Muchas gracias Betodj!

Estoy usando una HP laserjet 2010, todavia me falta probar con algunos valores en pulgadas que todavia no probé.

Por lo pronto, entiendo que todo debe estar en pulgadas ¿no?


Leguis -Quilmes


----------



## Pablet (Mar 31, 2010)

hola leguis!! yo tenia un problema parecido y era que la impresora tenia la opcion "ajustar a página" activada. Mira a ver si tu impresora tiene alguna opcion similar, y busca la forma de imprimir en tamaño real, sin que escale nada. En cuanto a las unidades debe ser indiferente las que utilices ya que el programa debe tener la medida correcta de los integrados en pulgadas o en mm. 
Yo utilizo el pcb wizard y la verdad que es facilisimo de utilizar y tiene todos los componentes que he necesitado hasta ahora. No he probado el kicad pero te recomiendo el pcb wizard.
Un saludo

se me olvidaba decirte que el pcb wizard es completamente gratuito.


----------



## Dr. Zoidberg (Mar 31, 2010)

Pablet dijo:


> *se me olvidaba decirte que el pcb wizard es completamente gratuito*.



    

Es gratuito si lo pirateás como el 99.99% de los que lo usan en el foro. Ese programa es *PAGO*, así que ya veo como lo has conseguido vos...


----------



## Pablet (Mar 31, 2010)

eres policia o algo? verdad que tu has pagado por todos los programas que tienes en tu ordenador? espero que si. . . porque sino estas siendo un poco hipocrita. Intenta buscar el pcb wizard de pago en internet  sin ser de su pagina oficial, que apuesto a que no sabes ni cual es la empresa que lo desarrolla. . . 
Un saludo


----------



## Dr. Zoidberg (Mar 31, 2010)

Pablet dijo:


> eres policia o algo? verdad que tu has pagado por todos los programas que tienes en tu ordenador? espero que si. . . porque sino estas siendo un poco hipocrita. Intenta buscar el pcb wizard de pago en internet  sin ser de su pagina oficial, que apuesto a que no sabes ni cual es la empresa que lo desarrolla. . .

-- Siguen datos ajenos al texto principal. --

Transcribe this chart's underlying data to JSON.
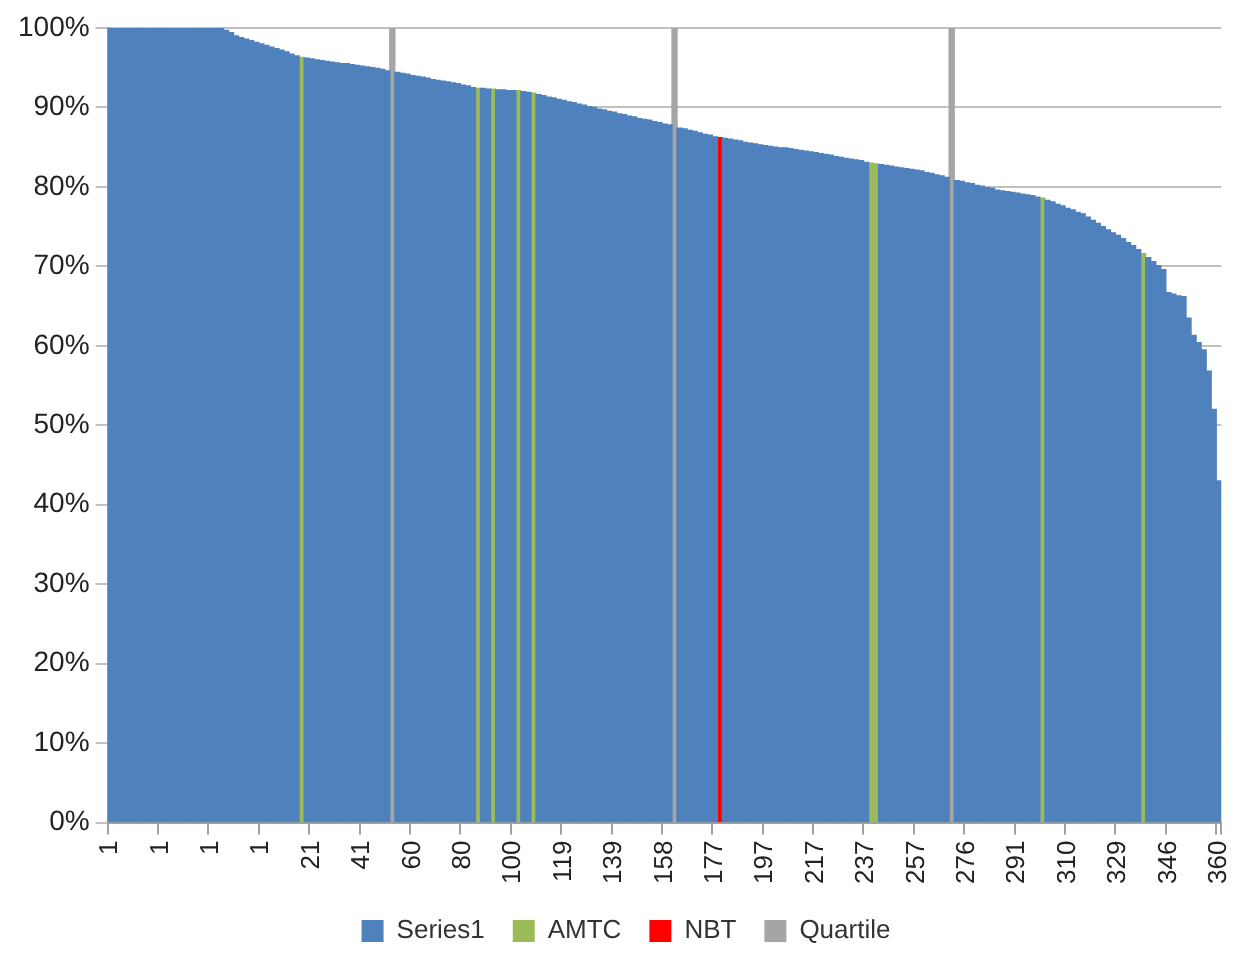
{
  "chart_data": {
    "type": "bar",
    "stacked": true,
    "grid": "y",
    "legend": "bottom",
    "ylim": [
      0,
      100
    ],
    "yticks": [
      {
        "value": 0,
        "label": "0%"
      },
      {
        "value": 10,
        "label": "10%"
      },
      {
        "value": 20,
        "label": "20%"
      },
      {
        "value": 30,
        "label": "30%"
      },
      {
        "value": 40,
        "label": "40%"
      },
      {
        "value": 50,
        "label": "50%"
      },
      {
        "value": 60,
        "label": "60%"
      },
      {
        "value": 70,
        "label": "70%"
      },
      {
        "value": 80,
        "label": "80%"
      },
      {
        "value": 90,
        "label": "90%"
      },
      {
        "value": 100,
        "label": "100%"
      }
    ],
    "categories": [
      "1",
      null,
      null,
      null,
      null,
      null,
      null,
      null,
      null,
      null,
      "1",
      null,
      null,
      null,
      null,
      null,
      null,
      null,
      null,
      null,
      "1",
      null,
      null,
      null,
      null,
      null,
      null,
      null,
      null,
      null,
      "1",
      null,
      null,
      null,
      null,
      null,
      null,
      null,
      null,
      null,
      "21",
      null,
      null,
      null,
      null,
      null,
      null,
      null,
      null,
      null,
      "41",
      null,
      null,
      null,
      null,
      null,
      null,
      null,
      null,
      null,
      "60",
      null,
      null,
      null,
      null,
      null,
      null,
      null,
      null,
      null,
      "80",
      null,
      null,
      null,
      null,
      null,
      null,
      null,
      null,
      null,
      "100",
      null,
      null,
      null,
      null,
      null,
      null,
      null,
      null,
      null,
      "119",
      null,
      null,
      null,
      null,
      null,
      null,
      null,
      null,
      null,
      "139",
      null,
      null,
      null,
      null,
      null,
      null,
      null,
      null,
      null,
      "158",
      null,
      null,
      null,
      null,
      null,
      null,
      null,
      null,
      null,
      "177",
      null,
      null,
      null,
      null,
      null,
      null,
      null,
      null,
      null,
      "197",
      null,
      null,
      null,
      null,
      null,
      null,
      null,
      null,
      null,
      "217",
      null,
      null,
      null,
      null,
      null,
      null,
      null,
      null,
      null,
      "237",
      null,
      null,
      null,
      null,
      null,
      null,
      null,
      null,
      null,
      "257",
      null,
      null,
      null,
      null,
      null,
      null,
      null,
      null,
      null,
      "276",
      null,
      null,
      null,
      null,
      null,
      null,
      null,
      null,
      null,
      "291",
      null,
      null,
      null,
      null,
      null,
      null,
      null,
      null,
      null,
      "310",
      null,
      null,
      null,
      null,
      null,
      null,
      null,
      null,
      null,
      "329",
      null,
      null,
      null,
      null,
      null,
      null,
      null,
      null,
      null,
      "346",
      null,
      null,
      null,
      null,
      null,
      null,
      null,
      null,
      null,
      "360"
    ],
    "series": [
      {
        "name": "Series1",
        "color": "#4f81bd",
        "values": [
          100,
          100,
          100,
          100,
          100,
          100,
          100,
          100,
          100,
          100,
          100,
          100,
          100,
          100,
          100,
          100,
          100,
          100,
          100,
          100,
          100,
          100,
          100,
          99.7,
          99.4,
          99.0,
          98.8,
          98.6,
          98.4,
          98.2,
          98.0,
          97.8,
          97.6,
          97.4,
          97.2,
          97.0,
          96.7,
          96.5,
          null,
          96.2,
          96.1,
          96.0,
          95.9,
          95.8,
          95.7,
          95.6,
          95.5,
          95.5,
          95.4,
          95.3,
          95.2,
          95.1,
          95.0,
          94.9,
          94.8,
          94.6,
          null,
          94.4,
          94.3,
          94.2,
          94.0,
          93.9,
          93.8,
          93.7,
          93.5,
          93.4,
          93.3,
          93.2,
          93.1,
          93.0,
          92.8,
          92.7,
          92.5,
          null,
          92.4,
          92.3,
          null,
          92.2,
          92.2,
          92.1,
          92.1,
          null,
          92.0,
          91.9,
          null,
          91.6,
          91.5,
          91.3,
          91.2,
          91.0,
          90.9,
          90.7,
          90.6,
          90.4,
          90.3,
          90.1,
          90.0,
          89.8,
          89.7,
          89.5,
          89.4,
          89.2,
          89.1,
          88.9,
          88.8,
          88.6,
          88.5,
          88.4,
          88.2,
          88.1,
          87.9,
          87.8,
          null,
          87.4,
          87.3,
          87.1,
          87.0,
          86.8,
          86.6,
          86.5,
          86.3,
          null,
          86.1,
          86.0,
          85.9,
          85.8,
          85.6,
          85.5,
          85.4,
          85.3,
          85.2,
          85.1,
          85.0,
          84.9,
          84.9,
          84.8,
          84.7,
          84.6,
          84.5,
          84.4,
          84.3,
          84.2,
          84.1,
          84.0,
          83.8,
          83.7,
          83.6,
          83.5,
          83.4,
          83.3,
          83.1,
          null,
          null,
          82.8,
          82.7,
          82.6,
          82.5,
          82.4,
          82.3,
          82.2,
          82.1,
          82.0,
          81.8,
          81.7,
          81.5,
          81.4,
          81.2,
          null,
          80.8,
          80.7,
          80.5,
          80.4,
          80.2,
          80.1,
          79.9,
          79.8,
          79.6,
          79.5,
          79.4,
          79.3,
          79.2,
          79.1,
          79.0,
          78.9,
          78.7,
          null,
          78.3,
          78.1,
          77.8,
          77.6,
          77.3,
          77.1,
          76.8,
          76.6,
          76.2,
          75.8,
          75.4,
          75.0,
          74.6,
          74.2,
          73.9,
          73.5,
          73.0,
          72.6,
          72.1,
          null,
          71.1,
          70.6,
          70.1,
          69.6,
          66.7,
          66.5,
          66.3,
          66.2,
          63.5,
          61.3,
          60.4,
          59.5,
          56.8,
          52.0,
          43.0
        ]
      },
      {
        "name": "AMTC",
        "color": "#9bbb59",
        "values": [
          null,
          null,
          null,
          null,
          null,
          null,
          null,
          null,
          null,
          null,
          null,
          null,
          null,
          null,
          null,
          null,
          null,
          null,
          null,
          null,
          null,
          null,
          null,
          null,
          null,
          null,
          null,
          null,
          null,
          null,
          null,
          null,
          null,
          null,
          null,
          null,
          null,
          null,
          96.3,
          null,
          null,
          null,
          null,
          null,
          null,
          null,
          null,
          null,
          null,
          null,
          null,
          null,
          null,
          null,
          null,
          null,
          null,
          null,
          null,
          null,
          null,
          null,
          null,
          null,
          null,
          null,
          null,
          null,
          null,
          null,
          null,
          null,
          null,
          92.4,
          null,
          null,
          92.3,
          null,
          null,
          null,
          null,
          92.1,
          null,
          null,
          91.8,
          null,
          null,
          null,
          null,
          null,
          null,
          null,
          null,
          null,
          null,
          null,
          null,
          null,
          null,
          null,
          null,
          null,
          null,
          null,
          null,
          null,
          null,
          null,
          null,
          null,
          null,
          null,
          null,
          null,
          null,
          null,
          null,
          null,
          null,
          null,
          null,
          null,
          null,
          null,
          null,
          null,
          null,
          null,
          null,
          null,
          null,
          null,
          null,
          null,
          null,
          null,
          null,
          null,
          null,
          null,
          null,
          null,
          null,
          null,
          null,
          null,
          null,
          null,
          null,
          null,
          null,
          83.0,
          82.9,
          null,
          null,
          null,
          null,
          null,
          null,
          null,
          null,
          null,
          null,
          null,
          null,
          null,
          null,
          null,
          null,
          null,
          null,
          null,
          null,
          null,
          null,
          null,
          null,
          null,
          null,
          null,
          null,
          null,
          null,
          null,
          null,
          78.6,
          null,
          null,
          null,
          null,
          null,
          null,
          null,
          null,
          null,
          null,
          null,
          null,
          null,
          null,
          null,
          null,
          null,
          null,
          null,
          71.6,
          null,
          null,
          null,
          null,
          null,
          null,
          null,
          null,
          null,
          null,
          null,
          null,
          null,
          null,
          null
        ]
      },
      {
        "name": "NBT",
        "color": "#ff0000",
        "values": [
          null,
          null,
          null,
          null,
          null,
          null,
          null,
          null,
          null,
          null,
          null,
          null,
          null,
          null,
          null,
          null,
          null,
          null,
          null,
          null,
          null,
          null,
          null,
          null,
          null,
          null,
          null,
          null,
          null,
          null,
          null,
          null,
          null,
          null,
          null,
          null,
          null,
          null,
          null,
          null,
          null,
          null,
          null,
          null,
          null,
          null,
          null,
          null,
          null,
          null,
          null,
          null,
          null,
          null,
          null,
          null,
          null,
          null,
          null,
          null,
          null,
          null,
          null,
          null,
          null,
          null,
          null,
          null,
          null,
          null,
          null,
          null,
          null,
          null,
          null,
          null,
          null,
          null,
          null,
          null,
          null,
          null,
          null,
          null,
          null,
          null,
          null,
          null,
          null,
          null,
          null,
          null,
          null,
          null,
          null,
          null,
          null,
          null,
          null,
          null,
          null,
          null,
          null,
          null,
          null,
          null,
          null,
          null,
          null,
          null,
          null,
          null,
          null,
          null,
          null,
          null,
          null,
          null,
          null,
          null,
          null,
          86.2,
          null,
          null,
          null,
          null,
          null,
          null,
          null,
          null,
          null,
          null,
          null,
          null,
          null,
          null,
          null,
          null,
          null,
          null,
          null,
          null,
          null,
          null,
          null,
          null,
          null,
          null,
          null,
          null,
          null,
          null,
          null,
          null,
          null,
          null,
          null,
          null,
          null,
          null,
          null,
          null,
          null,
          null,
          null,
          null,
          null,
          null,
          null,
          null,
          null,
          null,
          null,
          null,
          null,
          null,
          null,
          null,
          null,
          null,
          null,
          null,
          null,
          null,
          null,
          null,
          null,
          null,
          null,
          null,
          null,
          null,
          null,
          null,
          null,
          null,
          null,
          null,
          null,
          null,
          null,
          null,
          null,
          null,
          null,
          null,
          null,
          null,
          null,
          null,
          null,
          null,
          null,
          null,
          null,
          null,
          null,
          null,
          null,
          null,
          null
        ]
      },
      {
        "name": "Quartile",
        "color": "#a5a5a5",
        "values": [
          null,
          null,
          null,
          null,
          null,
          null,
          null,
          null,
          null,
          null,
          null,
          null,
          null,
          null,
          null,
          null,
          null,
          null,
          null,
          null,
          null,
          null,
          null,
          null,
          null,
          null,
          null,
          null,
          null,
          null,
          null,
          null,
          null,
          null,
          null,
          null,
          null,
          null,
          null,
          null,
          null,
          null,
          null,
          null,
          null,
          null,
          null,
          null,
          null,
          null,
          null,
          null,
          null,
          null,
          null,
          null,
          100,
          null,
          null,
          null,
          null,
          null,
          null,
          null,
          null,
          null,
          null,
          null,
          null,
          null,
          null,
          null,
          null,
          null,
          null,
          null,
          null,
          null,
          null,
          null,
          null,
          null,
          null,
          null,
          null,
          null,
          null,
          null,
          null,
          null,
          null,
          null,
          null,
          null,
          null,
          null,
          null,
          null,
          null,
          null,
          null,
          null,
          null,
          null,
          null,
          null,
          null,
          null,
          null,
          null,
          null,
          null,
          100,
          null,
          null,
          null,
          null,
          null,
          null,
          null,
          null,
          null,
          null,
          null,
          null,
          null,
          null,
          null,
          null,
          null,
          null,
          null,
          null,
          null,
          null,
          null,
          null,
          null,
          null,
          null,
          null,
          null,
          null,
          null,
          null,
          null,
          null,
          null,
          null,
          null,
          null,
          null,
          null,
          null,
          null,
          null,
          null,
          null,
          null,
          null,
          null,
          null,
          null,
          null,
          null,
          null,
          null,
          100,
          null,
          null,
          null,
          null,
          null,
          null,
          null,
          null,
          null,
          null,
          null,
          null,
          null,
          null,
          null,
          null,
          null,
          null,
          null,
          null,
          null,
          null,
          null,
          null,
          null,
          null,
          null,
          null,
          null,
          null,
          null,
          null,
          null,
          null,
          null,
          null,
          null,
          null,
          null,
          null,
          null,
          null,
          null,
          null,
          null,
          null,
          null,
          null,
          null,
          null,
          null,
          null,
          null
        ]
      }
    ]
  }
}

No creas que por que vos tenés software pirateado todos los foristas van a hacer lo mismo, en particular por que el creador del tema pidió software *GRATIS *y vos le estas diciendo *QUE LO ROBE*. Ves la diferencia?

Si leyeras las políticas de foro, verías que hay un apartado específico respecto a la piratería informática, así que te recomiendo que lo leas antes de hacer este tipo de sugerencias.

Y no, no soy policía, y *SI *tengo todo el soft que uso con licencia, por que el 98% de mis programas son software libre, así que he gastado bastante poco en licencias no-libres. Y no me interesa quien desarrolla el PCB-Wizzard por que no lo uso, ni lo voy a usar ya que lo considero un juguete en comparación con el KiCAD.


----------



## leguis (Abr 13, 2010)

Gracias por las respuestas.

Al hacer click en imprimir, se abre una ventana con varias opciones, una de ellas no estaba seleccionada correctamente.

Con respecto al tema del software, este programa Kicad, es 100% gratis (o por lo menos todavía no me apareció ningún cartel diciendo que mi período de prueba expiró, ja ja)

Y me parece bueno apoyar estos programas gratuitos, aunque hay que hacer varias cosas a mano, es muy fácil de usar.

Saludos.

Jorge - Quilmes


----------



## Maclao666 (Dic 3, 2014)

Kicad es un Software libre desarrollado para GNU Linux y que se encuentra en todas las distribuciones de LINUX, pero al contrario que el señor Bill Gate también se desarrollo para Window$$$ y Apple OS X.

Solo era aclarar el tema de si es gratis o no.

Un saludo.


----------



## Scooter (Dic 3, 2014)

¿Es pregunta o afirmación?

Si que es gratis.


----------